I am a PhD student at the Department of Politics and International studies (2020-2024), funded by the Chancellor’s EU Scholarship. Before that, I completed a Msc. in political theory at the London School of Economics and a BA. in geography at Oxford University. My project is supervised by Simon CaneyLink opens in a new window and Tom ParrLink opens in a new window.
Research interests

In my PhD, I aim to answer several normative questions relating to territory and territorial rights. Firstly, I am interested in a set of questions broadly related to territorial justice: Is land special from the point of view of justice, or can it be subsumed under more general principles of justice? Should we conceive of territorial rights in terms of property rights, or should we eschew such proprietary conceptions of land (as some postcolonial scholars argue)? If territorial rights are like property rights does this afford property owners a presumptive right to exclude non-owners?

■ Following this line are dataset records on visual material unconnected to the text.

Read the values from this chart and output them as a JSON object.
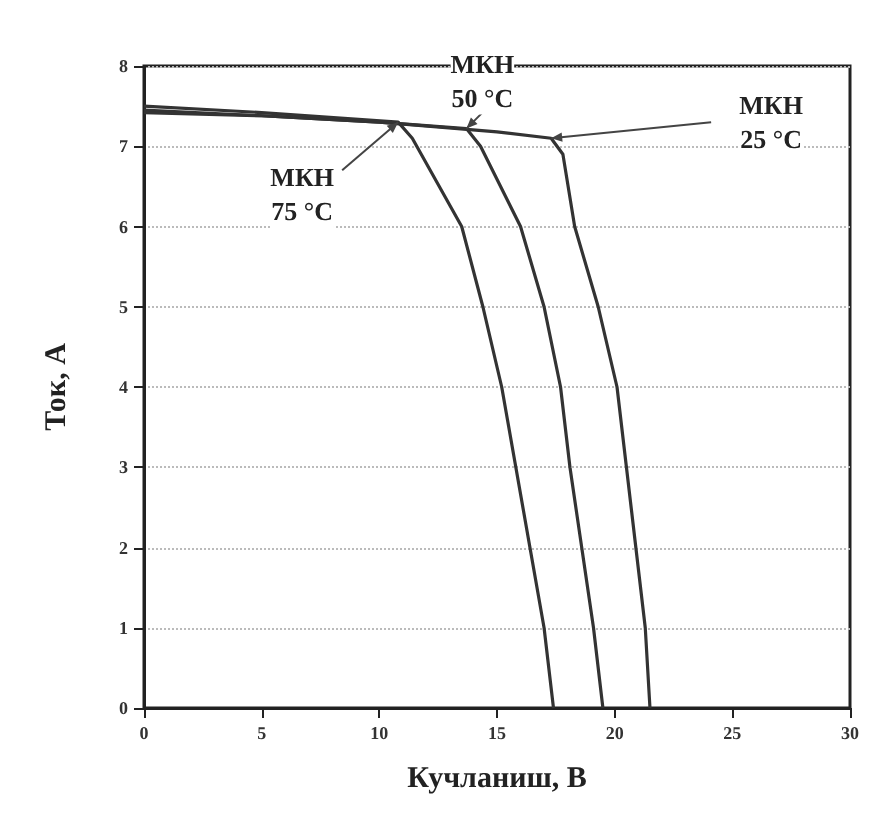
{
  "chart_data": {
    "type": "line",
    "xlabel": "Кучланиш, В",
    "ylabel": "Ток, А",
    "xlim": [
      0,
      30
    ],
    "ylim": [
      0,
      8
    ],
    "xticks": [
      0,
      5,
      10,
      15,
      20,
      25,
      30
    ],
    "yticks": [
      0,
      1,
      2,
      3,
      4,
      5,
      6,
      7,
      8
    ],
    "grid": "y",
    "marker": "none",
    "line_style": "solid",
    "series": [
      {
        "color": "#333333",
        "x": [
          0,
          5,
          10,
          15,
          17.3,
          17.8,
          18.3,
          19.3,
          20.1,
          20.5,
          20.9,
          21.3,
          21.5
        ],
        "values": [
          7.45,
          7.38,
          7.3,
          7.18,
          7.1,
          6.9,
          6,
          5,
          4,
          3,
          2,
          1,
          0
        ]
      },
      {
        "color": "#333333",
        "x": [
          0,
          5,
          10,
          13.7,
          14.3,
          16.0,
          17.0,
          17.7,
          18.1,
          18.6,
          19.1,
          19.5
        ],
        "values": [
          7.42,
          7.38,
          7.3,
          7.22,
          7.0,
          6,
          5,
          4,
          3,
          2,
          1,
          0
        ]
      },
      {
        "color": "#333333",
        "x": [
          0,
          5,
          10.8,
          11.4,
          13.5,
          14.4,
          15.2,
          15.8,
          16.4,
          17.0,
          17.4
        ],
        "values": [
          7.5,
          7.42,
          7.3,
          7.1,
          6,
          5,
          4,
          3,
          2,
          1,
          0
        ]
      }
    ],
    "annotations": [
      {
        "text": "МКН\n50 °C",
        "x": 13.7,
        "y": 7.22
      },
      {
        "text": "МКН\n25 °C",
        "x": 17.3,
        "y": 7.1
      },
      {
        "text": "МКН\n75 °C",
        "x": 10.8,
        "y": 7.3
      }
    ]
  }
}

Secondly, there's a set of questions related to territorial jurisdiction or legitimacy: Do states have presumptive territorial jurisdiction over their territory? What account could vindicate such territorial jurisdiction?

The (somewhat counterintuitive) answers I develop to these questions are in brief:

  • Land is less special than most philosophers think, and we can indeed subsume territorial justice under more general principles.
  • There is no reason to eschew proprietary approaches if we clarify what is implied by the possession of land. Crucially, ownership does not grant a right to exclude others.
  • I interrogate one account of territorial jurisdiction, the political autonomy account according to which states have territorial jurisdiction when the people within that territory are co-authors of state institutions. This approach fails to vindicate the territorial jurisdiction of states, I argue.

More broadly, my research interests lie within contemporary political and social philosophy including theories of group agency, domination, and the methodology of political philosophy.

In addition, I actively contribute to Danish media and public debate. In the past I have published on, among other things, the end of history, the crises of liberalism, and bioethics.

Teaching

In 2021-2022, I taught seminar groups on the module Justice, Democracy, and Citizenship (PO 134). In 2022-2022, I will be teaching the philosophy and politics component of Principles of Political Economy (PH338).